Il est probablement inutile de vous rappeler que cette responsabilité délictuelle – qui doit être mise à charge des Criminels et non de l’État qui en est toutefois solidaire – représente plus de neuf fois le PIB de la Suisse !

Nous l’avons déjà dit à maintes reprises, notre but n’est pas de faire payer aux Citoyens, les erreurs et les crimes que les membres de leurs Autorités ont commises. C’est dans cette vision d’une résolution de la situation, que nous souhaitons négocier votre reddition et conclure l’indemnisation qui nous est due.

Le lien https://swisscorruption.info/justice-factice est suffisamment clair pour que nous ne nous étendions pas davantage ici, sur les conséquences d’un refus de coopérer de votre part. Vous avez été jusqu’au-boutistes et si vous voulez livrer la dernière bataille, il n’y aura alors plus de négociation possible !

Nous attendons une invitation à une table de négociation dont les négociateurs auront toute compétence de décision, au plus tard dans la semaine 51 de 2024. Il sera inutile d’invoquer une difficulté d’agenda, sachant que la négociation d’une responsabilité pouvant aller jusqu’à CHF 81’000 milliards, et dont vous êtes solidaires, doit avoir toute priorité sur vos engagements !

Passé cet ultime délai, nos ne reviendrons sur aucun arrangement de la responsabilité qui sera à votre charge, subsidiairement à charge de l’État et vous en assumerez les pleines conséquences envers le Peuple souverain.

Veuillez agréer, Madame, Monsieur, nos salutations distinguées.
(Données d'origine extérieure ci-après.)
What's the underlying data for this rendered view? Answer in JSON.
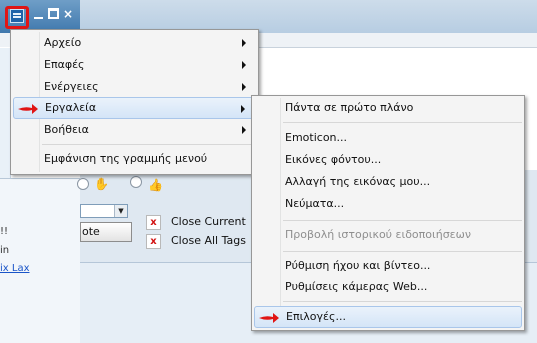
{
  "window": {
    "titlebar_buttons": [
      "minimize-icon",
      "maximize-icon",
      "close-icon"
    ],
    "close_glyph": "×"
  },
  "sidebar": {
    "text1": "!!",
    "text2": "in",
    "link": "ix Lax"
  },
  "toolbar": {
    "note_button": "ote",
    "close_current": "Close Current",
    "close_all": "Close All Tags"
  },
  "menu": {
    "items": [
      {
        "label": "Αρχείο",
        "submenu": true
      },
      {
        "label": "Επαφές",
        "submenu": true
      },
      {
        "label": "Ενέργειες",
        "submenu": true
      },
      {
        "label": "Εργαλεία",
        "submenu": true,
        "highlighted": true
      },
      {
        "label": "Βοήθεια",
        "submenu": true
      },
      {
        "label": "Εμφάνιση της γραμμής μενού",
        "submenu": false
      }
    ]
  },
  "submenu": {
    "items": [
      {
        "label": "Πάντα σε πρώτο πλάνο"
      },
      {
        "label": "Emoticon..."
      },
      {
        "label": "Εικόνες φόντου..."
      },
      {
        "label": "Αλλαγή της εικόνας μου..."
      },
      {
        "label": "Νεύματα..."
      },
      {
        "label": "Προβολή ιστορικού ειδοποιήσεων",
        "disabled": true
      },
      {
        "label": "Ρύθμιση ήχου και βίντεο..."
      },
      {
        "label": "Ρυθμίσεις κάμερας Web..."
      },
      {
        "label": "Επιλογές...",
        "highlighted": true
      }
    ]
  },
  "colors": {
    "annotation_red": "#e01515",
    "highlight_blue": "#d4e5f7"
  }
}
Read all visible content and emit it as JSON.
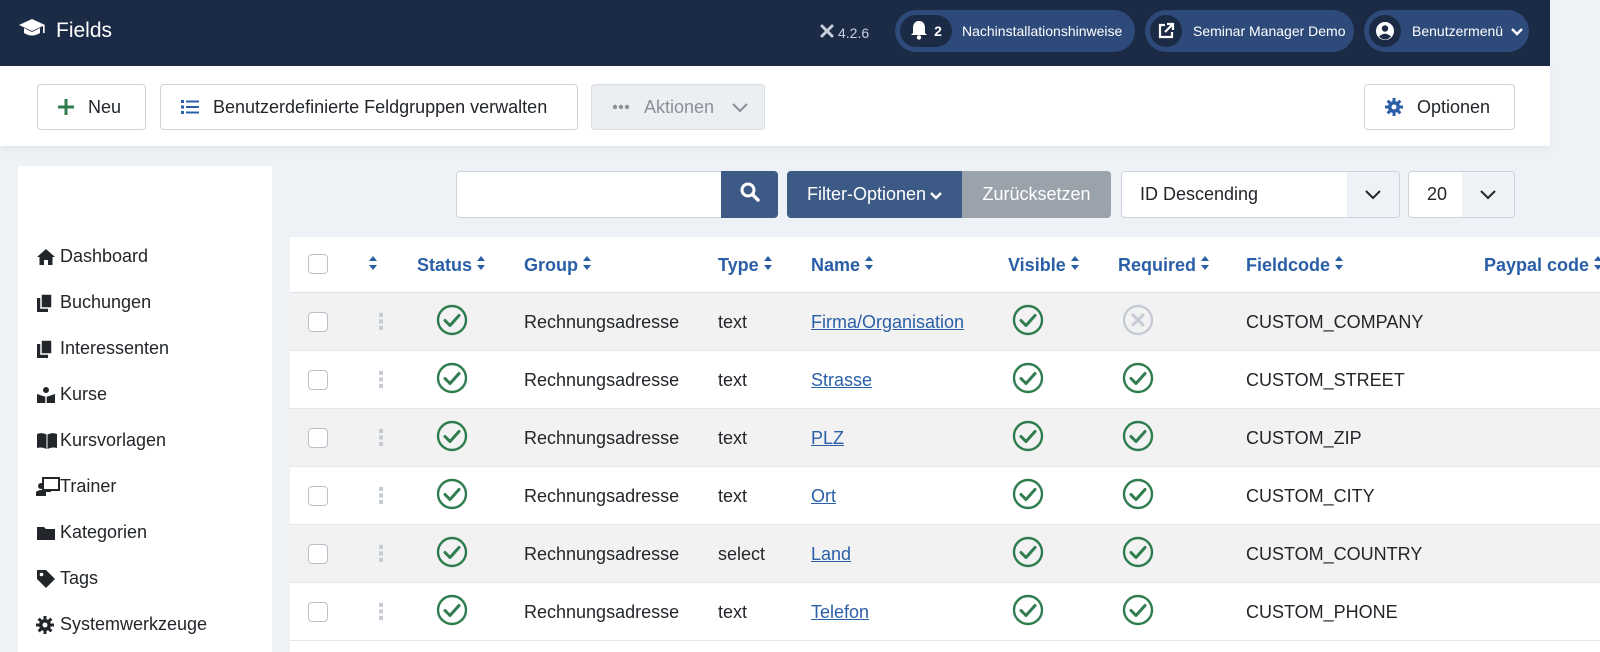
{
  "header": {
    "title": "Fields",
    "version": "4.2.6",
    "notifications_count": "2",
    "post_install_label": "Nachinstallationshinweise",
    "site_label": "Seminar Manager Demo",
    "user_menu_label": "Benutzermenü"
  },
  "toolbar": {
    "new_label": "Neu",
    "groups_label": "Benutzerdefinierte Feldgruppen verwalten",
    "actions_label": "Aktionen",
    "options_label": "Optionen"
  },
  "sidebar": {
    "items": [
      {
        "label": "Dashboard",
        "icon": "home-icon"
      },
      {
        "label": "Buchungen",
        "icon": "copy-icon"
      },
      {
        "label": "Interessenten",
        "icon": "copy-icon"
      },
      {
        "label": "Kurse",
        "icon": "course-icon"
      },
      {
        "label": "Kursvorlagen",
        "icon": "book-icon"
      },
      {
        "label": "Trainer",
        "icon": "trainer-icon"
      },
      {
        "label": "Kategorien",
        "icon": "folder-icon"
      },
      {
        "label": "Tags",
        "icon": "tag-icon"
      },
      {
        "label": "Systemwerkzeuge",
        "icon": "gear-icon"
      }
    ]
  },
  "filters": {
    "search_value": "",
    "filter_options_label": "Filter-Optionen",
    "reset_label": "Zurücksetzen",
    "ordering_value": "ID Descending",
    "limit_value": "20"
  },
  "table": {
    "columns": {
      "status": "Status",
      "group": "Group",
      "type": "Type",
      "name": "Name",
      "visible": "Visible",
      "required": "Required",
      "fieldcode": "Fieldcode",
      "paypal": "Paypal code"
    },
    "rows": [
      {
        "status": true,
        "group": "Rechnungsadresse",
        "type": "text",
        "name": "Firma/Organisation",
        "visible": true,
        "required": false,
        "fieldcode": "CUSTOM_COMPANY"
      },
      {
        "status": true,
        "group": "Rechnungsadresse",
        "type": "text",
        "name": "Strasse",
        "visible": true,
        "required": true,
        "fieldcode": "CUSTOM_STREET"
      },
      {
        "status": true,
        "group": "Rechnungsadresse",
        "type": "text",
        "name": "PLZ",
        "visible": true,
        "required": true,
        "fieldcode": "CUSTOM_ZIP"
      },
      {
        "status": true,
        "group": "Rechnungsadresse",
        "type": "text",
        "name": "Ort",
        "visible": true,
        "required": true,
        "fieldcode": "CUSTOM_CITY"
      },
      {
        "status": true,
        "group": "Rechnungsadresse",
        "type": "select",
        "name": "Land",
        "visible": true,
        "required": true,
        "fieldcode": "CUSTOM_COUNTRY"
      },
      {
        "status": true,
        "group": "Rechnungsadresse",
        "type": "text",
        "name": "Telefon",
        "visible": true,
        "required": true,
        "fieldcode": "CUSTOM_PHONE"
      }
    ]
  },
  "colors": {
    "header_bg": "#1c2b45",
    "accent": "#2a5fa8",
    "success": "#2f7d4f",
    "inactive": "#c5cbd2"
  }
}
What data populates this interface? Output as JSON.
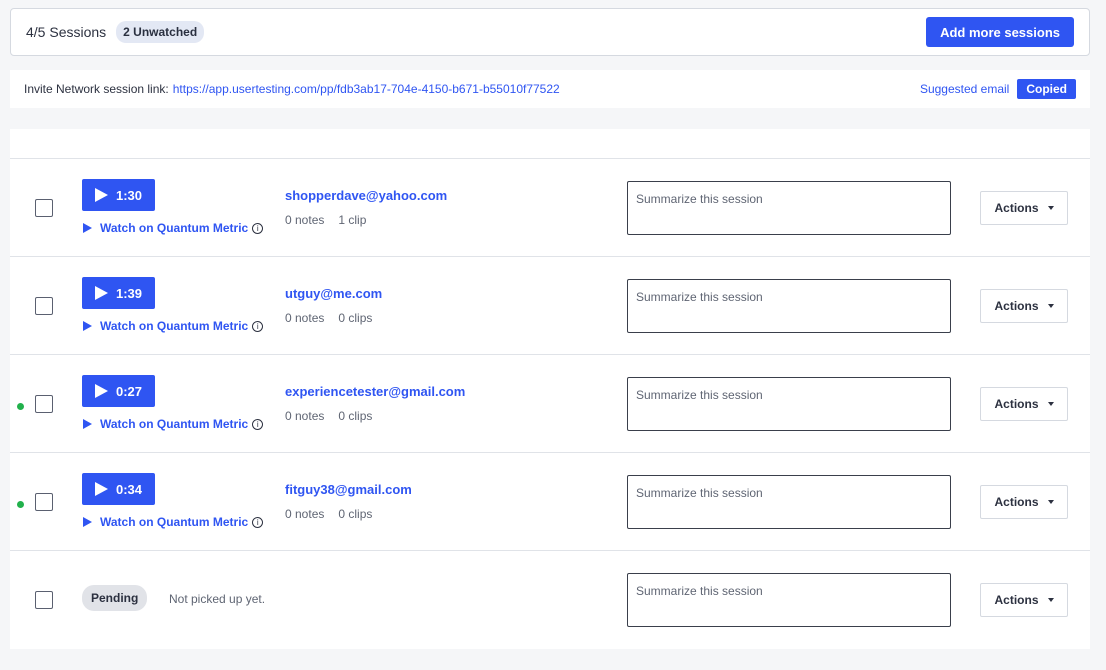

Signatures : Marc-Etienne Burdet & Daniel Conus

Copies : La Presse
              GRECO
              Gouvernement TRUMP *** Grand opposant à l’État profond auquel vous appartenez…
              Offices de notation
              À qui de droit

*** La plupart des banques d’Europe sont actives aux États-Unis et l’escroquerie des royalties a été opérée en USD. Nous négocions avec le Gouvernement TRUMP qui est conscient de la responsabilité engagée par les gouvernements précédents des USA et qui aura à cœur de charger les banques étrangères pour leur propres responsabilité.